Chris, well spoken but bloody alarming in the extreme. Greed and avarice continue to rear their ugly heads in PNG. My heart bleeds for the populace.

Chris Overland

This case has the gravest possible implications for democracy in PNG, far exceeding the political and legal machinations surrounding, for example, the rise of Peter O'Neill as Prime Minister or even the infamous Sandline Affair.

To be a viable democracy PNG or, in fact, any country, must be governed according to what is called the doctrine of the separation of powers.

This doctrine divides the institutions of government into three branches: legislative, executive and judicial. The legislature makes the laws; the executive put the laws into operation; and the judiciary interprets the laws.

Like Australia and its constituent states, PNG has a Parliament that is supposed to operate according to this doctrine.

It is already the case that the line between the legislative and executive functions has become blurred owing to the fact that the party that controls the legislature (Parliament) invariably carries out the functions of the executive arm of government.

However, in the case of bicameral Parliaments like Australia's, there exist two separate legislative bodies. These take the form of a House of Lords in the UK or a Senate in the USA and Australia, which the executive arm frequently cannot control.

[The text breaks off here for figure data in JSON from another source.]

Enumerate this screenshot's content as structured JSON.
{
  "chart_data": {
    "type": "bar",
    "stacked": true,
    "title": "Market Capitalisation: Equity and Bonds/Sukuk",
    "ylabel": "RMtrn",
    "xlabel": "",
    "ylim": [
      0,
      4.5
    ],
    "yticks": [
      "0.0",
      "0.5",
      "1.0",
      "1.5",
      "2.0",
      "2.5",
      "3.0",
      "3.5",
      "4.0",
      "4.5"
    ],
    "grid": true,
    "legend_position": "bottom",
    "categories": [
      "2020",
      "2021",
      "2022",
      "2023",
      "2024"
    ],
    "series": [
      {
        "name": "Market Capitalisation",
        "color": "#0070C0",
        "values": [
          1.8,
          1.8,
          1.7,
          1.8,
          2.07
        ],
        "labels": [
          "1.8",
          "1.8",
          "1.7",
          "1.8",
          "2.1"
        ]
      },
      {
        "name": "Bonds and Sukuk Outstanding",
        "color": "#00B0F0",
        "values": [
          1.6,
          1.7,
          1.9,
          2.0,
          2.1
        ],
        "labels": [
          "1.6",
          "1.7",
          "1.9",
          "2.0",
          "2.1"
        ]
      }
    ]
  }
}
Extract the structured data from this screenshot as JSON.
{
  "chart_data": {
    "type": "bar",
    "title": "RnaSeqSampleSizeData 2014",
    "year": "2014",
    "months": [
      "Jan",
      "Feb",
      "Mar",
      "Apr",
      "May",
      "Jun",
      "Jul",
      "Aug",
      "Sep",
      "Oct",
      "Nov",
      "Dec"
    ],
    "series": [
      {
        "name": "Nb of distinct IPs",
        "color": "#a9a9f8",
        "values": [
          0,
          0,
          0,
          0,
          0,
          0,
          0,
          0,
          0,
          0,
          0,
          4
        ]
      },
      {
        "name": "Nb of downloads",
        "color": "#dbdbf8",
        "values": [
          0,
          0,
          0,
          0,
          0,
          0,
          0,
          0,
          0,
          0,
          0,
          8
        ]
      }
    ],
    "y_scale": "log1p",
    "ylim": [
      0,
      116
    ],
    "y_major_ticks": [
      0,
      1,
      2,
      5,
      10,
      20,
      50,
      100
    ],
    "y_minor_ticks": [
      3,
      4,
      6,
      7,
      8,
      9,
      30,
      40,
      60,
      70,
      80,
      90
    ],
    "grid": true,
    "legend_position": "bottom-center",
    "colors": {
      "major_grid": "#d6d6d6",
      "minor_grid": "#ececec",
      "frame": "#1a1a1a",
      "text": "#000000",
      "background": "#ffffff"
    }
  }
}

This can lead to serious obstruction to the functions of government at times but, generally speaking, works to reduce the risk of ill thought out or simply bad legislation being passed

Regrettably, Australia and PNG's founding fathers decided to give PNG a unicameral Parliament, where there is only one legislative body. There is thus no effective brake upon PNGs' politicians if they decide to pass bad laws.

For this reason, the third branch, the judiciary, must serve as the last bastion of defence against unconstitutional and ill considered law making.

To allow it to do this, the judiciary enjoys complete independence from the other branches, with its members having basically unfettered discretion in how they interpret and apply the law.

Typically, the only way a Supreme Court or High Court Judge can be removed from office is through an Act of Parliament. I cannot recall this happening in my lifetime although some very few resignations have effectively been forced where judicial incompetence or misconduct has been proved.

The most senior judicial officers such as Supreme Court Justices enjoy enormous prestige and power. All around the world, their influence upon the governance of a country can be and often is very profound.

Appointments to the High Courts of Australia, Canada, the USA and the UK are scrutinised very closely indeed to ensure that only the very best legal minds are considered.

Bearing this in mind, the fact that Justice Sakora has been charged with misconduct is a very disturbing development. Even more disturbingly, his alleged misconduct pertains to cases of major political and constitutional significance.

If these allegations are proved, then it will be evidence that the rampant corruption within the PNG polity extends even into the ranks of the judiciary.

This would be a truly catastrophic development for PNG. The last bastion against the depredations of venal and corrupt politicians, bureaucrats and businessmen will have failed, leaving the country to the mercy of those who care nothing for the rule of law.

Such countries can swiftly collapse into a seething morass of competing groups for whom intimidation, theft, violence and murder are mere tools of trade. There are many hideous examples of this right now all around the world.

Papua New Guinea is truly at a cross roads: if it cannot rely upon the integrity of the judiciary who can it rely upon?

If it cannot maintain a viable democracy based upon the rule of law then what other form of government will arise?

I may well be characterised as alarmist and engaging in worst case thinking here, but I think this is exactly what is now necessary amongst all Papua New Guineans who care about their futures and those of their children.